Aims: Congenital heart defects (CHD) affect almost 1% of all live born children and the number of adults with CHD is increasing. In families where CHD has occurred previously, estimates of recurrence risk, and the type of recurring malformation are important for counselling and clinical decision-making, but the recurrence patterns in families are poorly understood. We aimed to determine recurrence patterns, by investigating the co-occurrences of CHD in 1163 families with known malformations, comprising 3080 individuals with clinically confirmed diagnosis.

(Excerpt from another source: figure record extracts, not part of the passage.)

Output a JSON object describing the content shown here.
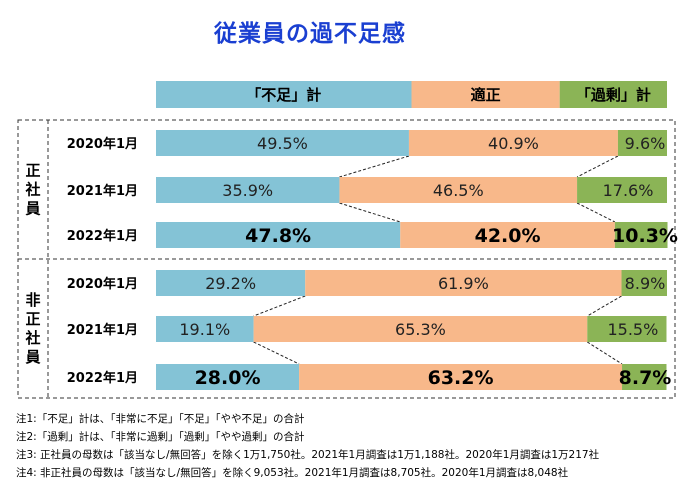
{
  "chart_data": {
    "type": "bar",
    "orientation": "horizontal",
    "stacked": "100%",
    "title": "従業員の過不足感",
    "legend": [
      {
        "name": "「不足」計",
        "color": "#84c3d6"
      },
      {
        "name": "適正",
        "color": "#f8b88a"
      },
      {
        "name": "「過剰」計",
        "color": "#8bb456"
      }
    ],
    "groups": [
      {
        "label": "正社員",
        "rows": [
          {
            "label": "2020年1月",
            "values": [
              49.5,
              40.9,
              9.6
            ],
            "labels": [
              "49.5%",
              "40.9%",
              "9.6%"
            ],
            "bold": false
          },
          {
            "label": "2021年1月",
            "values": [
              35.9,
              46.5,
              17.6
            ],
            "labels": [
              "35.9%",
              "46.5%",
              "17.6%"
            ],
            "bold": false
          },
          {
            "label": "2022年1月",
            "values": [
              47.8,
              42.0,
              10.3
            ],
            "labels": [
              "47.8%",
              "42.0%",
              "10.3%"
            ],
            "bold": true
          }
        ]
      },
      {
        "label": "非正社員",
        "rows": [
          {
            "label": "2020年1月",
            "values": [
              29.2,
              61.9,
              8.9
            ],
            "labels": [
              "29.2%",
              "61.9%",
              "8.9%"
            ],
            "bold": false
          },
          {
            "label": "2021年1月",
            "values": [
              19.1,
              65.3,
              15.5
            ],
            "labels": [
              "19.1%",
              "65.3%",
              "15.5%"
            ],
            "bold": false
          },
          {
            "label": "2022年1月",
            "values": [
              28.0,
              63.2,
              8.7
            ],
            "labels": [
              "28.0%",
              "63.2%",
              "8.7%"
            ],
            "bold": true
          }
        ]
      }
    ]
  },
  "notes": [
    "注1:「不足」計は、「非常に不足」「不足」「やや不足」の合計",
    "注2:「過剰」計は、「非常に過剰」「過剰」「やや過剰」の合計",
    "注3: 正社員の母数は「該当なし/無回答」を除く1万1,750社。2021年1月調査は1万1,188社。2020年1月調査は1万217社",
    "注4: 非正社員の母数は「該当なし/無回答」を除く9,053社。2021年1月調査は8,705社。2020年1月調査は8,048社"
  ]
}
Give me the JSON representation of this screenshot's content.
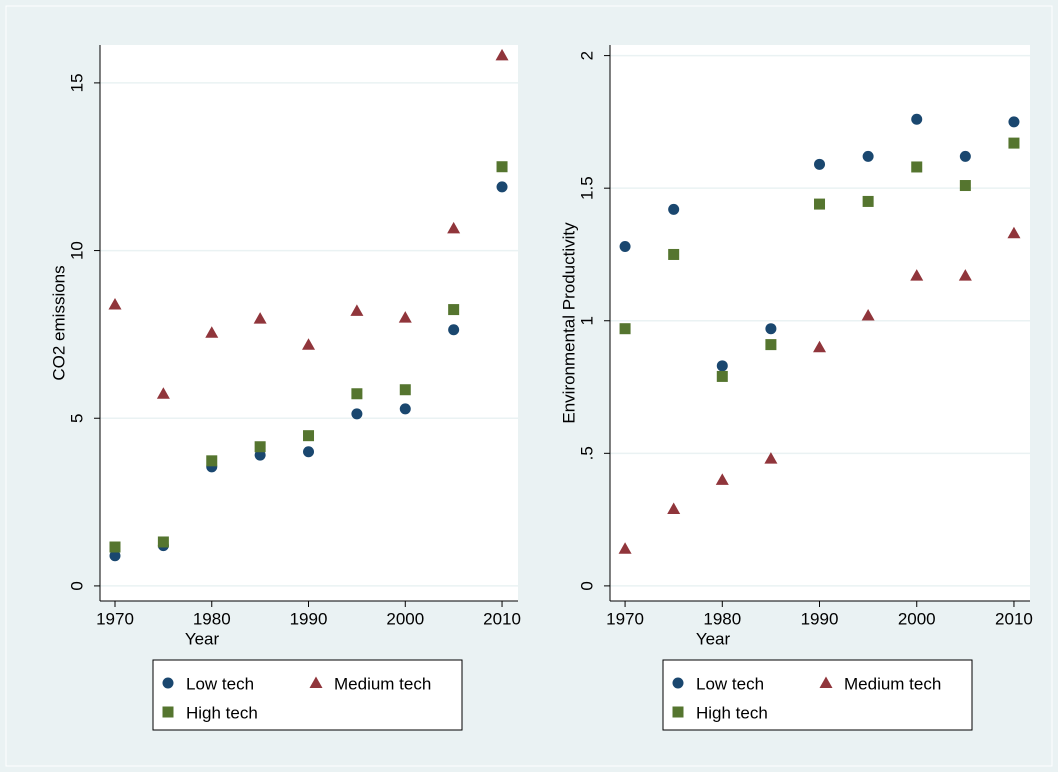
{
  "chart_data": [
    {
      "type": "scatter",
      "y_label": "CO2 emissions",
      "x_label": "Year",
      "x": [
        1970,
        1975,
        1980,
        1985,
        1990,
        1995,
        2000,
        2005,
        2010
      ],
      "series": [
        {
          "name": "Low tech",
          "color": "#1a476f",
          "marker": "circle",
          "values": [
            0.9,
            1.2,
            3.55,
            3.9,
            4.0,
            5.13,
            5.28,
            7.64,
            11.9
          ]
        },
        {
          "name": "Medium tech",
          "color": "#90353b",
          "marker": "triangle",
          "values": [
            8.39,
            5.73,
            7.55,
            7.97,
            7.19,
            8.2,
            8.0,
            10.66,
            15.82
          ]
        },
        {
          "name": "High tech",
          "color": "#55752f",
          "marker": "square",
          "values": [
            1.16,
            1.31,
            3.73,
            4.15,
            4.48,
            5.73,
            5.85,
            8.24,
            12.5
          ]
        }
      ],
      "xlim": [
        1968.45,
        2011.65
      ],
      "xticks": [
        1970,
        1980,
        1990,
        2000,
        2010
      ],
      "ylim": [
        -0.45,
        16.13
      ],
      "yticks": [
        0,
        5,
        10,
        15
      ],
      "grid": true
    },
    {
      "type": "scatter",
      "y_label": "Environmental Productivity",
      "x_label": "Year",
      "x": [
        1970,
        1975,
        1980,
        1985,
        1990,
        1995,
        2000,
        2005,
        2010
      ],
      "series": [
        {
          "name": "Low tech",
          "color": "#1a476f",
          "marker": "circle",
          "values": [
            1.28,
            1.42,
            0.83,
            0.97,
            1.59,
            1.62,
            1.76,
            1.62,
            1.75
          ]
        },
        {
          "name": "Medium tech",
          "color": "#90353b",
          "marker": "triangle",
          "values": [
            0.14,
            0.29,
            0.4,
            0.48,
            0.9,
            1.02,
            1.17,
            1.17,
            1.33
          ]
        },
        {
          "name": "High tech",
          "color": "#55752f",
          "marker": "square",
          "values": [
            0.97,
            1.25,
            0.79,
            0.91,
            1.44,
            1.45,
            1.58,
            1.51,
            1.67
          ]
        }
      ],
      "xlim": [
        1968.45,
        2011.65
      ],
      "xticks": [
        1970,
        1980,
        1990,
        2000,
        2010
      ],
      "ylim": [
        -0.057,
        2.04
      ],
      "yticks": [
        0,
        {
          "value": 0.5,
          "label": ".5"
        },
        1,
        1.5,
        2
      ],
      "grid": true
    }
  ]
}
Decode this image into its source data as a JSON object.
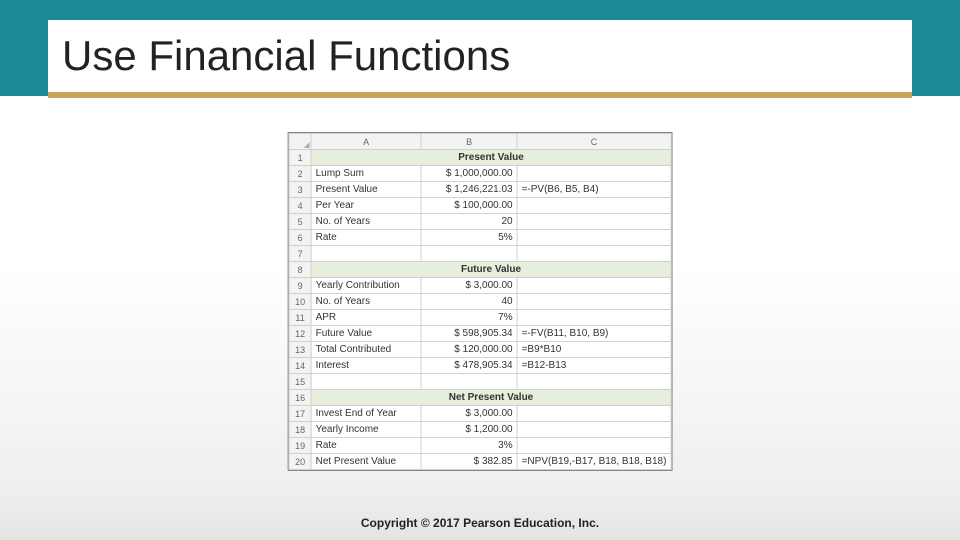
{
  "slide": {
    "title": "Use Financial Functions",
    "footer": "Copyright © 2017 Pearson Education, Inc."
  },
  "colors": {
    "header_band": "#1a8a95",
    "underline": "#c8a55b",
    "section_bg": "#e6eedc",
    "grid": "#d0d0d0",
    "hdr_bg": "#f3f3f3"
  },
  "sheet": {
    "columns": [
      "A",
      "B",
      "C"
    ],
    "rows": [
      {
        "n": "1",
        "a": "Present Value",
        "section": true
      },
      {
        "n": "2",
        "a": "Lump Sum",
        "b": "$ 1,000,000.00",
        "c": ""
      },
      {
        "n": "3",
        "a": "Present Value",
        "b": "$ 1,246,221.03",
        "c": "=-PV(B6, B5, B4)"
      },
      {
        "n": "4",
        "a": "Per Year",
        "b": "$    100,000.00",
        "c": ""
      },
      {
        "n": "5",
        "a": "No. of Years",
        "b": "20",
        "c": ""
      },
      {
        "n": "6",
        "a": "Rate",
        "b": "5%",
        "c": ""
      },
      {
        "n": "7",
        "a": "",
        "b": "",
        "c": ""
      },
      {
        "n": "8",
        "a": "Future Value",
        "section": true
      },
      {
        "n": "9",
        "a": "Yearly Contribution",
        "b": "$       3,000.00",
        "c": ""
      },
      {
        "n": "10",
        "a": "No. of  Years",
        "b": "40",
        "c": ""
      },
      {
        "n": "11",
        "a": "APR",
        "b": "7%",
        "c": ""
      },
      {
        "n": "12",
        "a": "Future Value",
        "b": "$   598,905.34",
        "c": "=-FV(B11, B10, B9)"
      },
      {
        "n": "13",
        "a": "Total Contributed",
        "b": "$   120,000.00",
        "c": "=B9*B10"
      },
      {
        "n": "14",
        "a": "Interest",
        "b": "$   478,905.34",
        "c": "=B12-B13"
      },
      {
        "n": "15",
        "a": "",
        "b": "",
        "c": ""
      },
      {
        "n": "16",
        "a": "Net Present Value",
        "section": true
      },
      {
        "n": "17",
        "a": "Invest End of Year",
        "b": "$       3,000.00",
        "c": ""
      },
      {
        "n": "18",
        "a": "Yearly Income",
        "b": "$       1,200.00",
        "c": ""
      },
      {
        "n": "19",
        "a": "Rate",
        "b": "3%",
        "c": ""
      },
      {
        "n": "20",
        "a": "Net Present Value",
        "b": "$          382.85",
        "c": "=NPV(B19,-B17, B18, B18, B18)"
      }
    ]
  }
}
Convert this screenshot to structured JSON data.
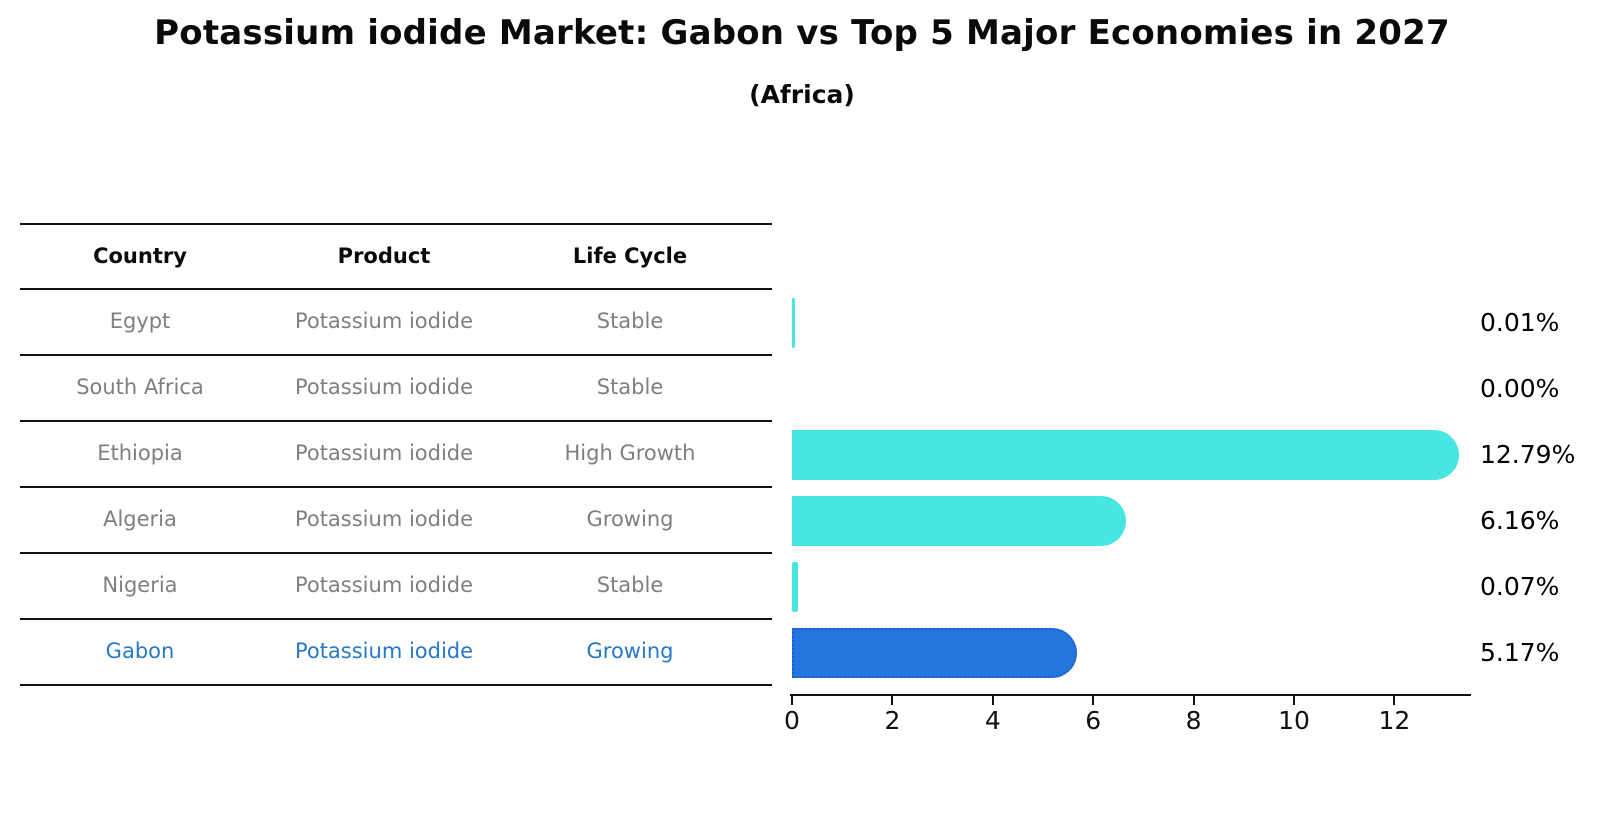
{
  "title": "Potassium iodide Market: Gabon vs Top 5 Major Economies in 2027",
  "subtitle": "(Africa)",
  "table": {
    "headers": [
      "Country",
      "Product",
      "Life Cycle"
    ],
    "rows": [
      {
        "country": "Egypt",
        "product": "Potassium iodide",
        "life_cycle": "Stable",
        "highlight": false
      },
      {
        "country": "South Africa",
        "product": "Potassium iodide",
        "life_cycle": "Stable",
        "highlight": false
      },
      {
        "country": "Ethiopia",
        "product": "Potassium iodide",
        "life_cycle": "High Growth",
        "highlight": false
      },
      {
        "country": "Algeria",
        "product": "Potassium iodide",
        "life_cycle": "Growing",
        "highlight": false
      },
      {
        "country": "Nigeria",
        "product": "Potassium iodide",
        "life_cycle": "Stable",
        "highlight": false
      },
      {
        "country": "Gabon",
        "product": "Potassium iodide",
        "life_cycle": "Growing",
        "highlight": true
      }
    ]
  },
  "chart_data": {
    "type": "bar",
    "orientation": "horizontal",
    "title": "Potassium iodide Market: Gabon vs Top 5 Major Economies in 2027",
    "subtitle": "(Africa)",
    "categories": [
      "Egypt",
      "South Africa",
      "Ethiopia",
      "Algeria",
      "Nigeria",
      "Gabon"
    ],
    "values": [
      0.01,
      0.0,
      12.79,
      6.16,
      0.07,
      5.17
    ],
    "value_labels": [
      "0.01%",
      "0.00%",
      "12.79%",
      "6.16%",
      "0.07%",
      "5.17%"
    ],
    "xlabel": "",
    "ylabel": "",
    "xlim": [
      0,
      13.43
    ],
    "xticks": [
      0,
      2,
      4,
      6,
      8,
      10,
      12
    ],
    "grid": false,
    "legend": "none",
    "highlight_category": "Gabon",
    "colors": {
      "bar": "#47e6e2",
      "highlight_bar": "#2376dd",
      "highlight_border": "#1d5fd0",
      "highlight_text": "#2878c8",
      "table_text": "#7f7f7f",
      "text": "#0a0a0a"
    }
  }
}
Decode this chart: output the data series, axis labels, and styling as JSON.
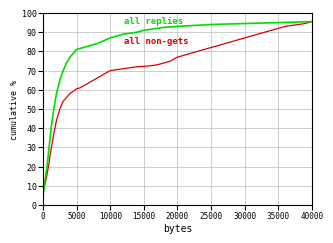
{
  "title": "",
  "xlabel": "bytes",
  "ylabel": "cumulative %",
  "xlim": [
    0,
    40000
  ],
  "ylim": [
    0,
    100
  ],
  "xticks": [
    0,
    5000,
    10000,
    15000,
    20000,
    25000,
    30000,
    35000,
    40000
  ],
  "yticks": [
    0,
    10,
    20,
    30,
    40,
    50,
    60,
    70,
    80,
    90,
    100
  ],
  "grid_color": "#bbbbbb",
  "bg_color": "#ffffff",
  "legend_green": "all replies",
  "legend_red": "all non-gets",
  "green_color": "#00dd00",
  "red_color": "#dd0000",
  "font_color": "#000000",
  "green_x": [
    0,
    100,
    300,
    600,
    900,
    1200,
    1600,
    2000,
    2500,
    3000,
    3500,
    4000,
    4500,
    5000,
    6000,
    7000,
    8000,
    9000,
    10000,
    11000,
    12000,
    13000,
    14000,
    15000,
    18000,
    20000,
    25000,
    30000,
    35000,
    40000
  ],
  "green_y": [
    5,
    8,
    13,
    20,
    30,
    40,
    50,
    58,
    65,
    70,
    74,
    77,
    79,
    81,
    82,
    83,
    84,
    85.5,
    87,
    88,
    89,
    89.5,
    90,
    91,
    92.5,
    93,
    94,
    94.5,
    95,
    95.5
  ],
  "red_x": [
    0,
    100,
    300,
    500,
    700,
    900,
    1100,
    1300,
    1600,
    2000,
    2500,
    3000,
    3500,
    4000,
    4200,
    4400,
    4600,
    4800,
    5000,
    5500,
    6000,
    6500,
    7000,
    8000,
    9000,
    10000,
    11000,
    12000,
    13000,
    14000,
    15000,
    16000,
    17000,
    18000,
    19000,
    20000,
    21000,
    22000,
    23000,
    24000,
    25000,
    26000,
    27000,
    28000,
    29000,
    30000,
    31000,
    32000,
    33000,
    34000,
    35000,
    36000,
    37000,
    38000,
    39000,
    40000
  ],
  "red_y": [
    5,
    8,
    11,
    14,
    18,
    22,
    27,
    31,
    37,
    44,
    50,
    54,
    56,
    58,
    58.5,
    59,
    59.5,
    60,
    60.5,
    61,
    62,
    63,
    64,
    66,
    68,
    70,
    70.5,
    71,
    71.5,
    72,
    72.2,
    72.5,
    73,
    74,
    75,
    77,
    78,
    79,
    80,
    81,
    82,
    83,
    84,
    85,
    86,
    87,
    88,
    89,
    90,
    91,
    92,
    93,
    93.5,
    94,
    94.5,
    95.5
  ]
}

Methods and results: We calculated rates of concordance and discordance for 41 specific types of malformations, observing a high variability in the rates of concordance and discordance. By calculating odds ratios for each of 1640 pairs of discordant lesions observed between affected family members, we were able to identify 178 pairs of malformations that co-occurred significantly more or less often than expected in families. The data show that distinct groups of cardiac malformations co-occur in families, suggesting influence from underlying developmental mechanisms. Analysis of human and mouse susceptibility genes showed that they were shared in 19% and 20% of pairs of co-occurring discordant malformations, respectively, but none of malformations that rarely co-occur, suggesting that a significant proportion of co-occurring lesions in families is caused by overlapping susceptibility genes.
Conclusion: Familial CHD follow specific patterns of recurrence, suggesting a strong influence from genetically regulated developmental mechanisms. Co-occurrence of malformations in families is caused by shared susceptibility genes.